Se il popolo non compra, i prezzi si deprimono e la crescita si arresta. E gli ultimi dati che proprio dalla Cina arrivano, dicono esattamente questo. E cioè che l’indice generale dei prezzi a ottobre ha fatto segnare un calo dello 0,2% su base annua, dando i presupposti agli analisti per parlare apertamente di “ritorno in deflazione” della Cina. Tutto questo, nemmeno a dirlo, è l’anticamera della recessione. Non sarà facile spiegarlo al governo, che proprio nelle scorse settimane ha incassato uno scatto del Pil del 4,9%, nel terzo trimestre.

Tornando alla depressione dei prezzi in Cina, la dinamica di debolezza, riferita dall’ufficio di statistica cinese e più marcata del previsto, trova ulteriori conferme anche sui prezzi alla produzione dell’industria, che sempre a ottobre hanno registrato il 13esimo mese consecutivo di calo, pari al 2,6% su base annua, in questo caso però leggermente meno accentuato delle previsioni. Tuttavia alcuni analisti sottolineano come sarebbe più corretto utilizzare il termine “disinflazione”, perché in realtà la deflazione è un fenomeno più ampio che si verifica quando una protratta fase di calo dei prezzi finisce per modificare l’atteggiamento di consumo della popolazione, portando a procrastinare molti acquisti nella prospettiva di pagare meno, in futuro, vari beni.

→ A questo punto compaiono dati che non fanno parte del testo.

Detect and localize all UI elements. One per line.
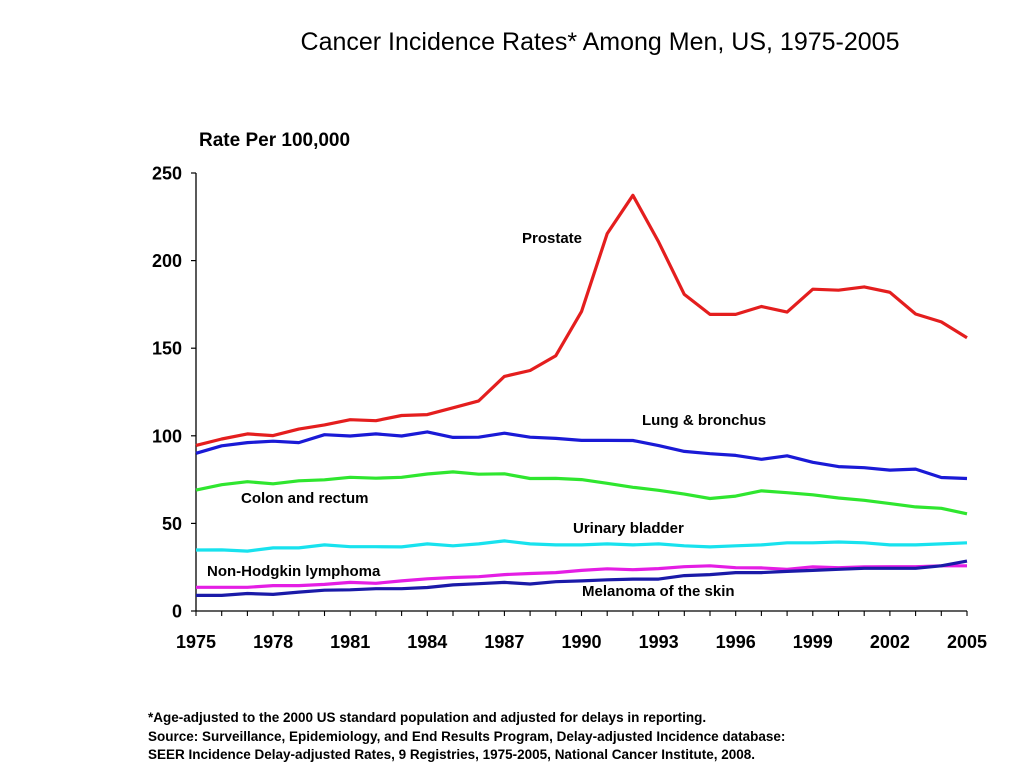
x-tick-label: 1975: [176, 632, 216, 652]
x-tick-label: 1981: [330, 632, 370, 652]
series-label-melanoma-of-the-skin: Melanoma of the skin: [582, 583, 735, 600]
x-tick-label: 1996: [716, 632, 756, 652]
y-axis-title: Rate Per 100,000: [199, 130, 350, 151]
footnote-line-1: *Age-adjusted to the 2000 US standard po…: [148, 710, 707, 725]
series-line-melanoma-of-the-skin: [196, 559, 968, 598]
series-label-urinary-bladder: Urinary bladder: [573, 520, 684, 537]
footnote-line-3: SEER Incidence Delay-adjusted Rates, 9 R…: [148, 747, 755, 762]
x-tick-label: 1999: [793, 632, 833, 652]
line-chart: 0 50 100 150 200 250 1975 1978 1981 1984 1987 1990 1…: [152, 130, 987, 652]
series-label-prostate: Prostate: [522, 230, 582, 247]
chart-title-wrap: Cancer Incidence Rates* Among Men, US, 1…: [230, 28, 1024, 57]
series-label-colon-and-rectum: Colon and rectum: [241, 490, 369, 507]
y-tick-label: 50: [162, 514, 182, 534]
y-tick-label: 250: [152, 164, 182, 184]
x-tick-label: 1984: [407, 632, 447, 652]
footnote: *Age-adjusted to the 2000 US standard po…: [148, 709, 785, 765]
x-tick-label: 2005: [947, 632, 987, 652]
series-line-prostate: [195, 193, 968, 447]
y-tick-label: 200: [152, 251, 182, 271]
x-tick-label: 1978: [253, 632, 293, 652]
x-tick-label: 1987: [484, 632, 524, 652]
series-label-lung-bronchus: Lung & bronchus: [642, 412, 766, 429]
series-label-non-hodgkin-lymphoma: Non-Hodgkin lymphoma: [207, 563, 381, 580]
y-tick-label: 100: [152, 426, 182, 446]
y-tick-label: 0: [172, 602, 182, 622]
chart-title: Cancer Incidence Rates* Among Men, US, 1…: [300, 28, 900, 56]
chart-series-lines: [195, 193, 968, 598]
x-tick-label: 1990: [561, 632, 601, 652]
footnote-line-2: Source: Surveillance, Epidemiology, and …: [148, 728, 786, 744]
x-tick-label: 2002: [870, 632, 910, 652]
series-line-colon-and-rectum: [195, 470, 968, 516]
series-line-urinary-bladder: [195, 539, 968, 553]
chart-series-labels: Prostate Lung & bronchus Colon and rectum U…: [207, 230, 766, 600]
y-tick-label: 150: [152, 339, 182, 359]
series-line-lung-bronchus: [195, 430, 968, 481]
x-tick-label: 1993: [639, 632, 679, 652]
chart-axes: 0 50 100 150 200 250 1975 1978 1981 1984 1987 1990 1…: [152, 130, 987, 652]
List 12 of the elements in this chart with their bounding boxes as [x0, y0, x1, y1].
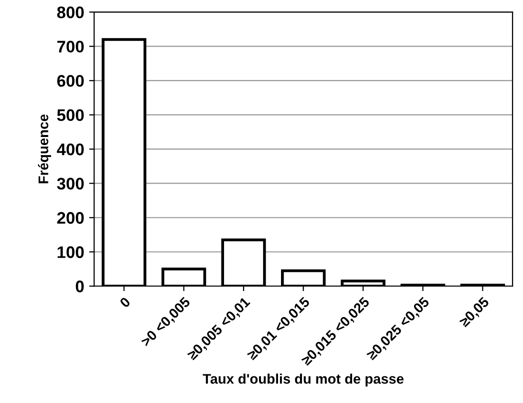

Insomma, in Cina al momento si sta semplicemente indebolendo la dinamica dei prezzi e il dato di ottobre risente di un netto calo della carne di maiale, molto rilevante per i consumi nell’economia del Dragone.

E qui si arriva al punto, perché il consumo di carne di maiale è nella sostanza la pietra angolare dell’andamento dei prezzi in Cina. Il costo sullo scaffale della carne suina è diminuito del 40% rispetto al 2022. Il calo potrebbe riportare il Paese in deflazione (dopo il -0,3% dei prezzi al consumo registrato a luglio), visto che la carne di maiale incide pesantemente sull’indice ufficiale dei prezzi al consumo della Cina. “Sembra che l’inflazione al consumo tornerà negativa a ottobre, e la ragione principale sembra essere stata un calo dell’inflazione alimentare causato dal calo dei prezzi della carne suina”, aveva dichiarato al Financial Times Julian Evans-Pritchard, economista senior di Capital Economics.

Ora, il Dragone è il più grande produttore di carne di maiale al mondo e, da solo, ne consuma 50 milioni di tonnellate all’anno, circa la metà di tutta quella prodotta a livello globale. I prezzi di questa risorsa rappresentano un indicatore importante dell’inflazione nel Paese e seguono da tempo un ciclo di espansione e contrazione. Questo fenomeno è dovuto anche al fatto che il governo cinese interviene sul mercato, sia creando delle riserve strategiche di carne suina congelata da mettere in commercio per calmierare i pezzi, sia acquistando grandi quantitativi di carne quando la richiesta è scarsa e i prezzi scendono troppo.

Questo andamento altalenante si è verificato negli ultimi mesi: in risposta agli acquisti guidati dal governo, infatti, il costo della carne suina è tornato a salire a luglio. Nei mesi successivi, però, c’è stato un nuovo calo a causa della scarsa domanda da parte dei consumatori. Tutto, dunque, torna e il cerchio si chiude. I cinesi non consumano come dovrebbero, deprimendo l’economia e allontanando gli investitori.

Tutto questo mentre, fronte internazionale, con oltre 1.300 miliardi di dollari di prestiti prestati ai Paesi a basso e medio reddito, la Cina è diventata il più grande “esattore” di debiti globale. È quanto racconta il nuovo report di AidData, società dell’università statunitense William & Mary, che fa un bilancio della Belt and Road.

Attraverso un’analisi sui 20mila progetti avviati tra il 2000 e il 2021 in 165 Paesi a basso e medio reddito, i ricercatori americani di AidData hanno rilevato che l’80 per cento dei debitori della Cina è costituito da Paesi in difficoltà finanziarie. Circa il 55 per cento del debito in essere dovuto a Pechino da nazioni in via di sviluppo, includendo il capitale ma escludendo gli interessi, è giunto a maturazione, e tale percentuale potrebbe salire al 75 per cento entro il 2030. Anche questo non va bene.